Seguimos nosso caminho aterrorizados, com essa viatura atrás de nós por vários minutos. Paramos num posto de gasolina onde pegava a internet e compartilhamos com os nossos amigos a situação e a nossa localização. Estávamos com muito medo!

Esperamos um pouquinho e não vimos mais essa viatura, então seguimos viagem à procura de um hotelzinho para dormir, pois já não nos sentíamos seguros para dormir num posto. Nosso pesadelo por essa noite, no entanto, ainda estava bem longe de acabar.

Andamos poucos quilômetros e mais uma vez fomos parados, dessa vez num posto de controle de passaporte. Mais uma vez o Cris foi sozinho e eu fiquei no carro. Vi várias pessoas que chegaram antes de nós indo embora e nada do Cris sair. Não resisti e fui lá ver o que estava acontecendo antes de me expulsarem.

Quando entramos no país informamos que íamos ficar 30 dias e já estávamos a 35, portanto, segundo os policiais, estávamos ilegais no país. Nós entendemos na nossa entrada que essa informação era apenas uma estimativa, pois o acordo entre Brasil e Rússia é de 90 dias. Ainda assim, os policiais queriam 15.000 rublos para não prender o Cris, algo em torno de 850 reais. Segundo eles, esse valor era a título de multa. O Cris pediu para emitir a multa que pagaríamos no banco no dia seguinte, mas eles queriam receber em dinheiro. O Cris ligou no consulado, mas ninguém atendeu (ainda bem, porque não iam nos ajudar, como descobrimos no dia seguinte).

Como não tínhamos dinheiro em espécie e eles não queriam emitir a multa, depois de uma hora de canseira, nos deixaram seguir. Nosso desespero para achar um hotel era enorme, mas rodávamos quilômetros e não tinha nada pelo caminho. E, claro, mais paradas policiais. Parece até brincadeira, mas não é. Não achávamos um hotel e não conseguíamos avançar muito porque a polícia nos parava toda hora.

Conseguimos escapar de uma parada porque o policial estava de costas. Quando ele virou e nos viu, fez sinal para pararmos, mas fingimos que não tínhamos visto e ele nos deixou seguir.

Percebemos que íamos ter que dirigir até Vladikavkaz para achar um hotel, e ainda estávamos a mais de uma hora de distância. Já passava de uma hora da manhã. Dirigimos apreensivos, torcendo para não aparecer mais nenhum policial pelo caminho, mas não teve jeito: mais uma parada para controle de passaporte.

Nessa parada foi a mesma situação da anterior: estávamos ilegais e tínhamos que pagar uma multa, que agora caiu para 5.000 rublos (280 reais).
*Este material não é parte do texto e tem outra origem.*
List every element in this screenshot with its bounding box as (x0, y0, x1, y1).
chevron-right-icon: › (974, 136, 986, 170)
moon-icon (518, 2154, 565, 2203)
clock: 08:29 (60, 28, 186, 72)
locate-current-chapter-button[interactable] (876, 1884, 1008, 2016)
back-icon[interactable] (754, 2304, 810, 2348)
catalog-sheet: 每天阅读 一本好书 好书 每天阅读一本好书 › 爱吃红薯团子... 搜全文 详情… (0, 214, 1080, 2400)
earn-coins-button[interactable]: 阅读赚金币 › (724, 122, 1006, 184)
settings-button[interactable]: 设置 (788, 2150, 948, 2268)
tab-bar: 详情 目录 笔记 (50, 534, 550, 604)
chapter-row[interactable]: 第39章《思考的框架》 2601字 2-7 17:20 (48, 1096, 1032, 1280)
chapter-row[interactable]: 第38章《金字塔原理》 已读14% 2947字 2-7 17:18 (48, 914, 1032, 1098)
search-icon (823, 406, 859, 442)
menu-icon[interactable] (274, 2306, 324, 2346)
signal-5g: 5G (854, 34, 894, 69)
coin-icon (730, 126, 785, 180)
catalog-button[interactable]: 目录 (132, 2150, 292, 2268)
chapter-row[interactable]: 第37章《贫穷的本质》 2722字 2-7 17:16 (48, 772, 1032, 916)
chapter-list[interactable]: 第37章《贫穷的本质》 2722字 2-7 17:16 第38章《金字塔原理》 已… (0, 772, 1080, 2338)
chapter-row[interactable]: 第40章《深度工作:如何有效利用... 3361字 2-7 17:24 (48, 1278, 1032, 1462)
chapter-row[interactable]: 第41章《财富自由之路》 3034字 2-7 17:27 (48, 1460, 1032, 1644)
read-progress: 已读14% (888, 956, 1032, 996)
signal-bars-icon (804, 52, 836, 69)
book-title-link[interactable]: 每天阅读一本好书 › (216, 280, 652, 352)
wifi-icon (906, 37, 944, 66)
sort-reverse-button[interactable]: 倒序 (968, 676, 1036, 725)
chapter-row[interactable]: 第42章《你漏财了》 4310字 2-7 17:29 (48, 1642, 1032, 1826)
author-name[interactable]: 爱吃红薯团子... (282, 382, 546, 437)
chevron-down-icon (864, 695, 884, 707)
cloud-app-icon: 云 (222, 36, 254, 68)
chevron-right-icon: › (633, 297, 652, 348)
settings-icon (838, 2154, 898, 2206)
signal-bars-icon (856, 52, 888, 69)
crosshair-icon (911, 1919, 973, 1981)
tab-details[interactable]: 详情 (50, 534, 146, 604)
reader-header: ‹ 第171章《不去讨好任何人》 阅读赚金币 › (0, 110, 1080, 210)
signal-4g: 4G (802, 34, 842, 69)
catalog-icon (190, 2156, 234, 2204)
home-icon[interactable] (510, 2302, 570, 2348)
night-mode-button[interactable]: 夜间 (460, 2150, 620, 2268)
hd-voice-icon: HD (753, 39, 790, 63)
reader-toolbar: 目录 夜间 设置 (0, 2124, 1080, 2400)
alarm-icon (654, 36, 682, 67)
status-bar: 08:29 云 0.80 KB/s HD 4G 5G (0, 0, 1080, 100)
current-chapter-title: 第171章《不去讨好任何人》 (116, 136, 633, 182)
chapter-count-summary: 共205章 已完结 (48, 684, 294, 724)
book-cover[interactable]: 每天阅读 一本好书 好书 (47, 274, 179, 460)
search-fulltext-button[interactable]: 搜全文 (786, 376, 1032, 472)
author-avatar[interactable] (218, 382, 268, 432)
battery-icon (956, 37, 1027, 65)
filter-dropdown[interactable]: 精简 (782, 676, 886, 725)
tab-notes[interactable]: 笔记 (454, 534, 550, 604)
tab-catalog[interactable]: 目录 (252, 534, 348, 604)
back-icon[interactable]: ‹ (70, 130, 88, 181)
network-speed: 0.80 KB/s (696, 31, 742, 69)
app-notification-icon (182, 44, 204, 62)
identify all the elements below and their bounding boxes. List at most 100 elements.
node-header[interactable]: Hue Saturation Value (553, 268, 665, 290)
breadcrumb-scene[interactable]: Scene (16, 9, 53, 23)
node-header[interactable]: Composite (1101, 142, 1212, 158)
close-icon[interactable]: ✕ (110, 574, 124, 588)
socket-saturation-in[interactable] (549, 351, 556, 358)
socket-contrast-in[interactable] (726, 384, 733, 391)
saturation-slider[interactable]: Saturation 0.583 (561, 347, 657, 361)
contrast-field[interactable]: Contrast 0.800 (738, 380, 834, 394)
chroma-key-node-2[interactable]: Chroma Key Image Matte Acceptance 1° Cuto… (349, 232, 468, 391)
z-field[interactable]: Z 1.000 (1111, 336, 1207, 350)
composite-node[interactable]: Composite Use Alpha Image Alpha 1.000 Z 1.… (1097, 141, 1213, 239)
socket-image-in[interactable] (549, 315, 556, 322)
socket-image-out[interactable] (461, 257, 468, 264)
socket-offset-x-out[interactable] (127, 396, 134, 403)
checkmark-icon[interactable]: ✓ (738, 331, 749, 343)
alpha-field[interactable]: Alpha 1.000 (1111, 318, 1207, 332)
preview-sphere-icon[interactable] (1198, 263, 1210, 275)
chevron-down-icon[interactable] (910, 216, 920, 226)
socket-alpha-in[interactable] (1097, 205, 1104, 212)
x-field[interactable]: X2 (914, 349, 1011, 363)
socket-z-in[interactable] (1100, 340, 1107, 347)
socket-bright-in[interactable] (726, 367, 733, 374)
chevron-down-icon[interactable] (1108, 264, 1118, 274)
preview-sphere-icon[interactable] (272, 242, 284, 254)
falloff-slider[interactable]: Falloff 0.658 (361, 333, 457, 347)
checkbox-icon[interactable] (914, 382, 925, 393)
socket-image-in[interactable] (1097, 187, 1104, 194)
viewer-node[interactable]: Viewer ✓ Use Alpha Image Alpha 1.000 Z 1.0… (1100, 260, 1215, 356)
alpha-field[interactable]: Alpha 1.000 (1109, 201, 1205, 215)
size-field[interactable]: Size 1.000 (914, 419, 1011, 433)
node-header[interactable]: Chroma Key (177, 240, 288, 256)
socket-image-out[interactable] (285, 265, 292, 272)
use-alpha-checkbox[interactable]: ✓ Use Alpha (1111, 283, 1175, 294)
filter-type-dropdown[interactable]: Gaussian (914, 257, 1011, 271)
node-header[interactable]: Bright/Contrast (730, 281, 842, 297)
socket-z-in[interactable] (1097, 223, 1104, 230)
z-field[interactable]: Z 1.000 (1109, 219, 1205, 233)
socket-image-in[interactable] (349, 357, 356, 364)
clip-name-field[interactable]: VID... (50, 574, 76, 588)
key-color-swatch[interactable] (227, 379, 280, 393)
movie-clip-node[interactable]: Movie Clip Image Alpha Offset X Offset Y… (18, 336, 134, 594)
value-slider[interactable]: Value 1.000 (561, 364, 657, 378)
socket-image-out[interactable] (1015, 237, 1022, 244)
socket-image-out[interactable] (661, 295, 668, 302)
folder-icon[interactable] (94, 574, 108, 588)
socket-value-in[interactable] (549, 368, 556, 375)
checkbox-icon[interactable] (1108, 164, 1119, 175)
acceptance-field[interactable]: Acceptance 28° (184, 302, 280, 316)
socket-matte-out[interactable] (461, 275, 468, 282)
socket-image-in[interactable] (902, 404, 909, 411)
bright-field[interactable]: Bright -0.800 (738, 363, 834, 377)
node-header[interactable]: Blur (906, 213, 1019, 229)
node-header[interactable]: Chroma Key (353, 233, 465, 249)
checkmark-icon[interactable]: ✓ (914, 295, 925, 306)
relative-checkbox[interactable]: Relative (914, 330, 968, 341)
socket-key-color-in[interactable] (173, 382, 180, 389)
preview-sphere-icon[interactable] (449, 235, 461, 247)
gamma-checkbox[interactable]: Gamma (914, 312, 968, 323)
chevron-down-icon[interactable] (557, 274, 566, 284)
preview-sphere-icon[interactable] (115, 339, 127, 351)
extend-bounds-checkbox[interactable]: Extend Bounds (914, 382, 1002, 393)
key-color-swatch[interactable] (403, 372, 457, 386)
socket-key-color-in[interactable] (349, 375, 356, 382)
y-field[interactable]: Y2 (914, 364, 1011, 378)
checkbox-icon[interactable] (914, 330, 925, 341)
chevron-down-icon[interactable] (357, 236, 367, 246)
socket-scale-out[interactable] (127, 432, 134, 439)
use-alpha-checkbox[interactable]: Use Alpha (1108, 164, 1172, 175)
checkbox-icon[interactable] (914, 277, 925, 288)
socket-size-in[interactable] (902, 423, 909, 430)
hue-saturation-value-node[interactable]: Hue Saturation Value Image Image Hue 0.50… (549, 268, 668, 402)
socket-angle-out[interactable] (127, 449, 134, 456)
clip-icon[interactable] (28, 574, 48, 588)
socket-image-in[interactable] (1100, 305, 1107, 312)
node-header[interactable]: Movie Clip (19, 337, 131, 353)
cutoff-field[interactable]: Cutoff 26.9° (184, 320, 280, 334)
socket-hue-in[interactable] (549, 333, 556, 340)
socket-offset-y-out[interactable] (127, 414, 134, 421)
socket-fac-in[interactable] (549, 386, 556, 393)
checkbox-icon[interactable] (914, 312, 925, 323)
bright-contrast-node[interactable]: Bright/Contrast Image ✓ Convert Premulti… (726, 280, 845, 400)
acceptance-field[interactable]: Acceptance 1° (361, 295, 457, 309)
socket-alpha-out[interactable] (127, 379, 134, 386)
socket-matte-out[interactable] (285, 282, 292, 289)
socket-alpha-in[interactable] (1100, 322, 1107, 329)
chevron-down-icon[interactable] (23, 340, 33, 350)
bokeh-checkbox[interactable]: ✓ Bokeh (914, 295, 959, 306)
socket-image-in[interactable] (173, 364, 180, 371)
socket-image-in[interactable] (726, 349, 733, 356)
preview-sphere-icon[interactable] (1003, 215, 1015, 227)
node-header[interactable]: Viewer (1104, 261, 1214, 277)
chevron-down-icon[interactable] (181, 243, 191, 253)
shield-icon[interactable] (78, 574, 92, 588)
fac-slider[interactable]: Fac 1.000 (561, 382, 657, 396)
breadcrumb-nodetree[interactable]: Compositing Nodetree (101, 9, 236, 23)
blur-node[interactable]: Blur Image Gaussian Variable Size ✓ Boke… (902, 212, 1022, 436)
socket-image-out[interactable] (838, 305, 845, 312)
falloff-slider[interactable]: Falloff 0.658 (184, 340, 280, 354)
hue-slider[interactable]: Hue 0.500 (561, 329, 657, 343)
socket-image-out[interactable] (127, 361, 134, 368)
Como não tínhamos dinheiro, o policial nos deixou ir, “na paz e na amizade”, em suas palavras.

Foram ao todo 10 paradas policiais, com 3 pedidos de dinheiro.

Chegamos em Vladikavkaz por volta de 2:30hs. No primeiro hotel que fomos, a atendente me tratou muito mal e disse que não tinha mais quartos baratos. Pedi ajuda para achar outro, mas ela fingiu que não me entendia e não me ajudou. Saímos de lá e encontramos outro, aparentemente o melhor hotel da cidade. Estava exausta e já era quase 3 horas da manhã. Entrei para falar com a atendente mais parecendo um zumbi. Para minha surpresa, essa moça falava inglês fluente e foi muito gentil comigo, mas me disse que o hotel estava lotado e só restavam os quartos mais caros, algo em torno de R$ 400,00 reais. Na hora comecei a chorar e despejar nela tudo o que tinha acontecido durante o dia, ao que ela teve pena de mim e disse que ia ver o que fazia. Ligou para alguém e logo em seguida me disse que tinha um quarto que estava fechado para reforma e que poderia me alugar por R$ 120,00, mas só tinha duas camas. Sem problemas, era esse mesmo. Estendi meu saco de dormir no chão e dormi como uma pedra. Estávamos seguros, era o que importava!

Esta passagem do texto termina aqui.